Ahmed Ali

Personal information
- Date of birth: 2 August 1982 (age 42)
- Place of birth: Baghdad, Iraq
- Height: 1.75 m (5 ft 9 in)
- Position(s): Goalkeeper

Senior career*
- Years: Team / Apps / (Gls)
- 1999–2004: Al-Zawraa / 37 / (0)
- 2004: Sanat Naft
- 2004–2008: Al-Zawraa
- 2008–2010: Erbil

International career^{‡}
- 2001–2007: Iraq / 14 / (0)

Medal record
Men's football
Representing Iraq
AFC Asian Cup
| Winner | 2007 Indonesia/Malaysia/ Thailand/Vietnam |  |

= Ahmed Ali Jaber =

Iraqi footballer

Ahmed Ali Jaber (أحمد علي جبر) (born 2 August 1982 in Baghdad, Iraq) is a former Iraqi football goalkeeper. He was part of the Iraq national football team. He played in all four of Iraq’s matches in the 2004 AFC Asian Cup. However, he finished the campaign on a low, having been sent off in the quarter-finals against China after lashing out at China’s Sun Jihai. After losing his place to Noor Sabri in the 2004 Olympic Games, the Al Zawra’a goalkeeper returned to the national team in the Gulf Cup in the same year. He had a brief spell with Sanat Naft in Iran before returning to Al Zawra’a. On 16 September, he was released along with seven other players by Arbil FC.

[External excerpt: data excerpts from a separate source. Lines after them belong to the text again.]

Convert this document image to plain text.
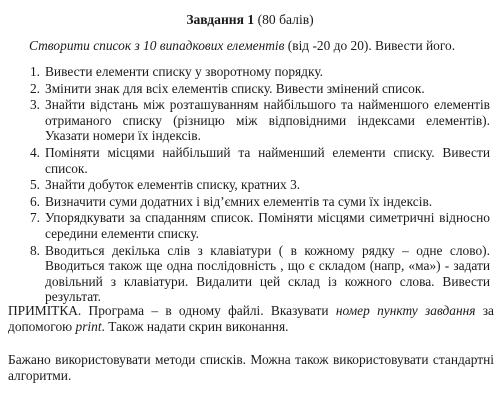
Завдання 1 (80 балів)
Створити список з 10 випадкових елементів (від -20 до 20). Вивести його.
1. Вивести елементи списку у зворотному порядку.
2. Змінити знак для всіх елементів списку. Вивести змінений список.
3. Знайти відстань між розташуванням найбільшого та найменшого елементів отриманого списку (різницю між відповідними індексами елементів). Указати номери їх індексів.
4. Поміняти місцями найбільший та найменший елементи списку. Вивести список.
5. Знайти добуток елементів списку, кратних 3.
6. Визначити суми додатних і від’ємних елементів та суми їх індексів.
7. Упорядкувати за спаданням список. Поміняти місцями симетричні відносно середини елементи списку.
8. Вводиться декілька слів з клавіатури ( в кожному рядку – одне слово). Вводиться також ще одна послідовність , що є складом (напр, «ма») - задати довільний з клавіатури. Видалити цей склад із кожного слова. Вивести результат.
ПРИМІТКА. Програма – в одному файлі. Вказувати номер пункту завдання за допомогою print. Також надати скрин виконання.
Бажано використовувати методи списків. Можна також використовувати стандартні алгоритми.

He was one of the stars at the 2000 Asian Youth Championship in Tehran and clinched Iraq's place in the final of the Asian Youth Championship against Japan, beating Iran 7-6 on penalties after extra-time. Ahmed hammered home his spot-kick after saving the effort of Iranian striker Mansour Jamalyan and 2 other Iranian players, Ahmed then raced the length of the field to celebrate with the Iraqi fans before collapsing in a heap, overcome by the emotion.

However, he missed the final due to a yellow card he picked up after time wasting in the 90th minute. After his heroics in Iran, he was voted Iraqi goalkeeper of the year of 2000.